If you are a lesbian, this cannot change!
Some people will not like it, but these are the facts. Many institutions, organisations, doctors, psychiatrists, and so on try to and even state that they have been successful in changing the orientation of homosexuals. SuchIt is important WHO you are, not WHAT you are! statements are absurd. These ''specialists'' accept the change of sexual behaviour as a change of sexual orientation. That is, they accept the desired for the actual. Female homosexuality is not a behaviour though. To be a lesbian means to have emotions and feelings for women in your heart and soul. And as we know well, no one can control her feelings and emotions, as much as many people would like to believe. Individuals just react on feelings and emotions, they cannot control them. We can just accept these feelings and allow our natural attraction to develop and express itself in love. Or we can force ourselves to suppress our natural feelings, but this practice will negatively reflect on our psychological well-being. Some people pretend that they have turned a lesbian into a heterosexual woman, but they cannot change her inner feelings and attraction, her essence and orientation.
Happily during the last years, scientists acknowledged that no therapy can possibly change the sexual orientation of a person, and that all attempts were very dangerous for the psychological state of a person. Unfortunately though, such attempts have been encouraged by religious organisations and leaders who motivate one unhealthy and absurd suppression of the inner human entity. 

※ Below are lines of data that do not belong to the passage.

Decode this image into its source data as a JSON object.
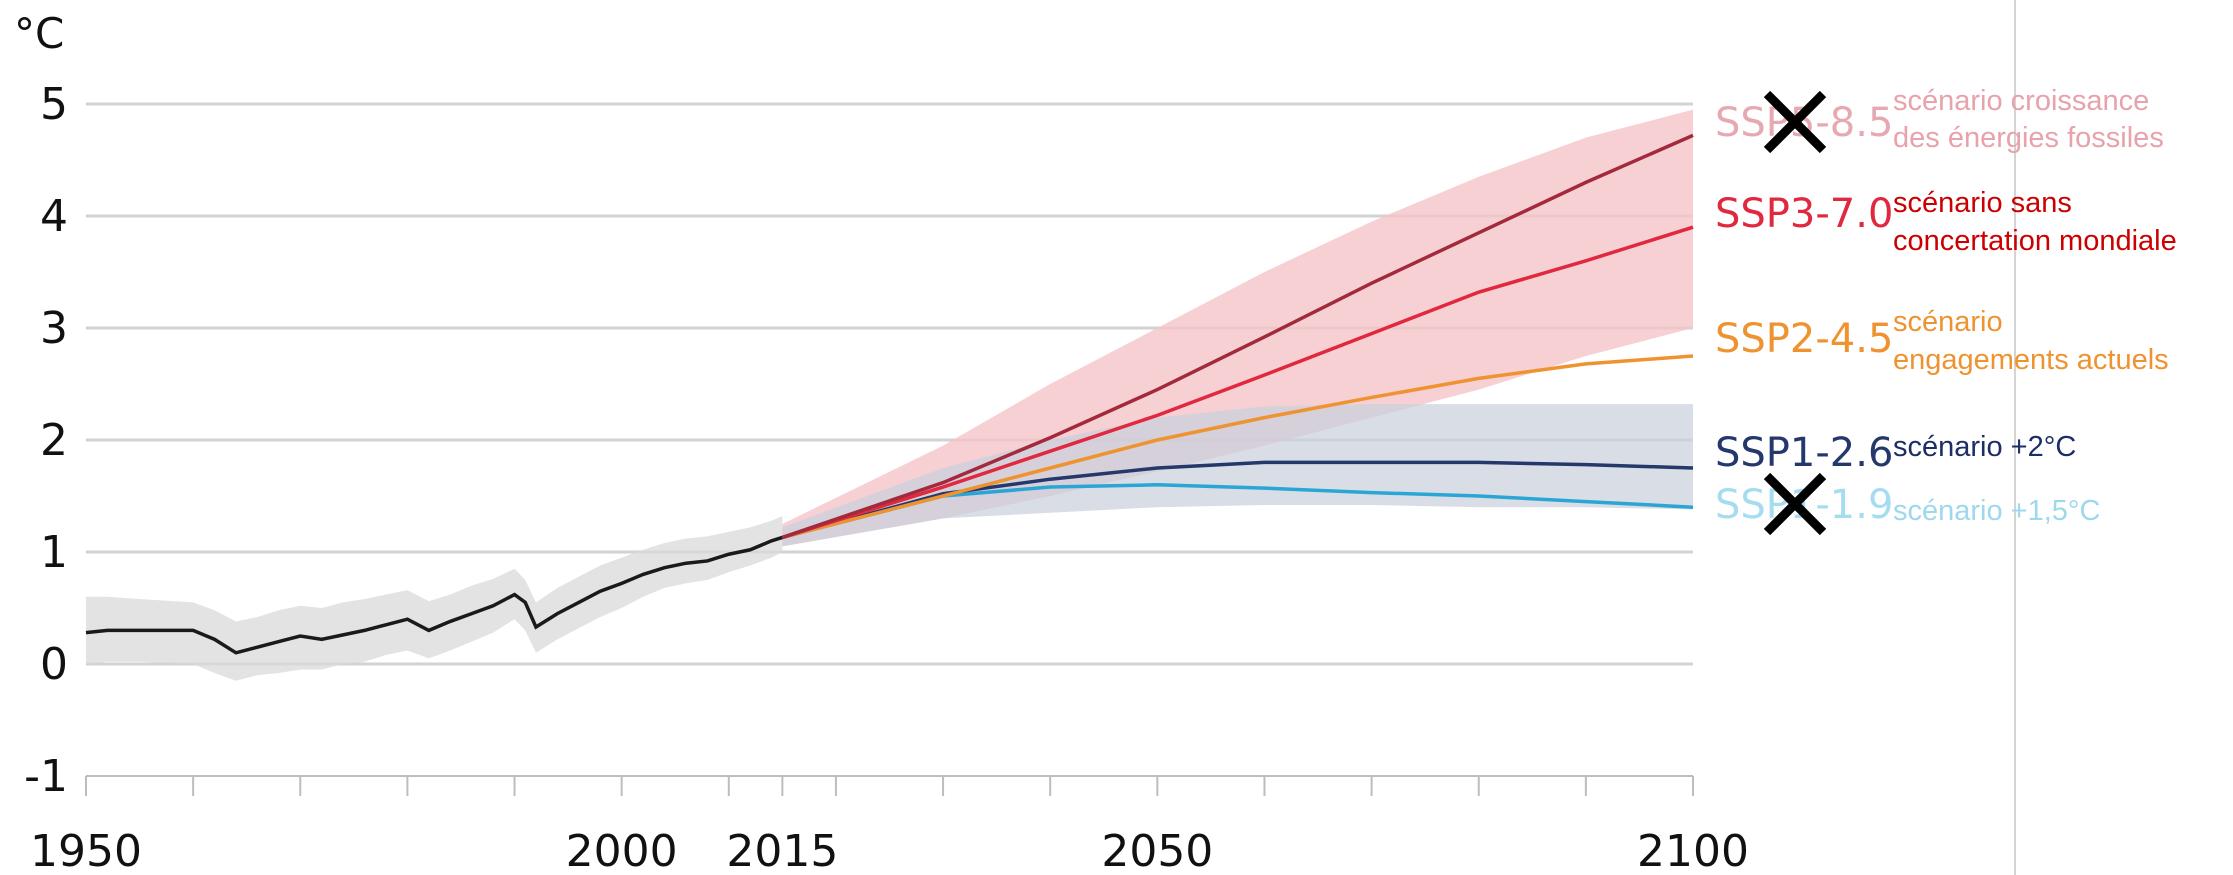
{
  "chart_data": {
    "type": "line",
    "ylabel": "°C",
    "ylim": [
      -1,
      5
    ],
    "yticks": [
      "-1",
      "0",
      "1",
      "2",
      "3",
      "4",
      "5"
    ],
    "xlim": [
      1950,
      2100
    ],
    "xticks": [
      "1950",
      "2000",
      "2015",
      "2050",
      "2100"
    ],
    "grid": "horizontal",
    "colors": {
      "historical": "#1a1a1a",
      "historical_band": "#d9d9d9",
      "ssp585": "#a32a3c",
      "ssp370": "#e0283f",
      "ssp245": "#ee9330",
      "ssp126": "#24386b",
      "ssp119": "#2aa5d6",
      "band_high": "#f5c4c8",
      "band_low": "#c9d0dd"
    },
    "historical": {
      "x": [
        1950,
        1952,
        1955,
        1960,
        1962,
        1964,
        1966,
        1968,
        1970,
        1972,
        1974,
        1976,
        1978,
        1980,
        1982,
        1984,
        1986,
        1988,
        1990,
        1991,
        1992,
        1994,
        1996,
        1998,
        2000,
        2002,
        2004,
        2006,
        2008,
        2010,
        2012,
        2014,
        2015
      ],
      "y": [
        0.28,
        0.3,
        0.3,
        0.3,
        0.22,
        0.1,
        0.15,
        0.2,
        0.25,
        0.22,
        0.26,
        0.3,
        0.35,
        0.4,
        0.3,
        0.38,
        0.45,
        0.52,
        0.62,
        0.55,
        0.33,
        0.45,
        0.55,
        0.65,
        0.72,
        0.8,
        0.86,
        0.9,
        0.92,
        0.98,
        1.02,
        1.1,
        1.13
      ],
      "band_lower": [
        0.0,
        0.02,
        0.02,
        0.0,
        -0.08,
        -0.15,
        -0.1,
        -0.08,
        -0.05,
        -0.05,
        0.0,
        0.02,
        0.08,
        0.12,
        0.05,
        0.12,
        0.2,
        0.28,
        0.4,
        0.3,
        0.1,
        0.22,
        0.32,
        0.42,
        0.5,
        0.6,
        0.68,
        0.72,
        0.75,
        0.82,
        0.88,
        0.95,
        1.0
      ],
      "band_upper": [
        0.6,
        0.6,
        0.58,
        0.55,
        0.48,
        0.38,
        0.42,
        0.48,
        0.52,
        0.5,
        0.55,
        0.58,
        0.62,
        0.66,
        0.56,
        0.62,
        0.7,
        0.76,
        0.85,
        0.75,
        0.55,
        0.68,
        0.78,
        0.88,
        0.95,
        1.02,
        1.08,
        1.12,
        1.14,
        1.18,
        1.22,
        1.28,
        1.32
      ]
    },
    "series": [
      {
        "key": "ssp585",
        "name": "SSP5-8.5",
        "description": [
          "scénario croissance",
          "des énergies fossiles"
        ],
        "crossed_out": true,
        "faded": true,
        "x": [
          2015,
          2030,
          2040,
          2050,
          2060,
          2070,
          2080,
          2090,
          2100
        ],
        "y": [
          1.13,
          1.62,
          2.02,
          2.45,
          2.92,
          3.4,
          3.85,
          4.3,
          4.72
        ]
      },
      {
        "key": "ssp370",
        "name": "SSP3-7.0",
        "description": [
          "scénario sans",
          "concertation mondiale"
        ],
        "x": [
          2015,
          2030,
          2040,
          2050,
          2060,
          2070,
          2080,
          2090,
          2100
        ],
        "y": [
          1.13,
          1.58,
          1.9,
          2.22,
          2.58,
          2.95,
          3.32,
          3.6,
          3.9
        ]
      },
      {
        "key": "ssp245",
        "name": "SSP2-4.5",
        "description": [
          "scénario",
          "engagements actuels"
        ],
        "x": [
          2015,
          2030,
          2040,
          2050,
          2060,
          2070,
          2080,
          2090,
          2100
        ],
        "y": [
          1.13,
          1.5,
          1.75,
          2.0,
          2.2,
          2.38,
          2.55,
          2.68,
          2.75
        ]
      },
      {
        "key": "ssp126",
        "name": "SSP1-2.6",
        "description": [
          "scénario +2°C"
        ],
        "x": [
          2015,
          2030,
          2040,
          2050,
          2060,
          2070,
          2080,
          2090,
          2100
        ],
        "y": [
          1.13,
          1.52,
          1.65,
          1.75,
          1.8,
          1.8,
          1.8,
          1.78,
          1.75
        ]
      },
      {
        "key": "ssp119",
        "name": "SSP1-1.9",
        "description": [
          "scénario +1,5°C"
        ],
        "crossed_out": true,
        "faded": true,
        "x": [
          2015,
          2030,
          2040,
          2050,
          2060,
          2070,
          2080,
          2090,
          2100
        ],
        "y": [
          1.13,
          1.5,
          1.58,
          1.6,
          1.57,
          1.53,
          1.5,
          1.45,
          1.4
        ]
      }
    ],
    "bands": [
      {
        "key": "band_high",
        "x": [
          2015,
          2030,
          2040,
          2050,
          2060,
          2070,
          2080,
          2090,
          2100
        ],
        "lower": [
          1.05,
          1.3,
          1.5,
          1.72,
          1.95,
          2.2,
          2.45,
          2.75,
          3.0
        ],
        "upper": [
          1.25,
          1.95,
          2.5,
          3.0,
          3.5,
          3.95,
          4.35,
          4.7,
          4.95
        ]
      },
      {
        "key": "band_low",
        "x": [
          2015,
          2030,
          2040,
          2050,
          2060,
          2070,
          2080,
          2090,
          2100
        ],
        "lower": [
          1.05,
          1.3,
          1.35,
          1.4,
          1.42,
          1.42,
          1.4,
          1.4,
          1.38
        ],
        "upper": [
          1.22,
          1.75,
          2.0,
          2.2,
          2.3,
          2.32,
          2.32,
          2.32,
          2.32
        ]
      }
    ]
  }
}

During the 1990, the American Psychological Association presented a strong evidence that therapies for change of sexual orientation were harmful indeed. It is not enough to limit the opportunity of women to have relationships with women in order to change their sexual orientation. Or to force them into a ''healthy'' heterosexual relationship and marry. Actually to ''correct'' the sexual orientation of a lesbian, one should change her emotional essence, her natural sexual attraction, romantic feelings, and thoughts. And to change her self- identification and social identity. Is that really possible?

To be a lesbian is not just sex but love!
I don't know how...or why...but somehow sex...and especially indiscriminate sex, has been always associated with homosexuality. Indiscriminate sex, the one without an emotional attraction has nothing more to do with homosexuality than with heterosexuality. One of the traits which separates people from animals is the God's given gift of being capable to love and share our love with other people. This is a characteristic which makes us, people, unique. Love is much more than sex. Love is attachment and spiritual immersion of two souls, shared feelings, confidence, dreams of long- term togetherness. 
Love is the context of a life-long relationship between to human beings, and sex is only one of the wonderful expressions of this love. And sex has to be special in this love, not incidental, casual, inert. And to be special, sex has to be valued, full of love and desire for the beloved person. Such sex is a part of a long term relationship with a person who you love and yearn. When you don't have sex for the sake of it but as an expression of Love, the experience entails the full reflection of the Human in us. And in this sex participates not only body, but the soul, heart, and the spirit.
We are lesbians because we fall in love with women. A lesbian is not a women who has sex with another woman. A lesbian is a woman who shares her body, heart, soul, thoughts, and feelings with another woman and wants to spend the the largest part of or her whole life with another woman. A lesbian means Love...not only sex.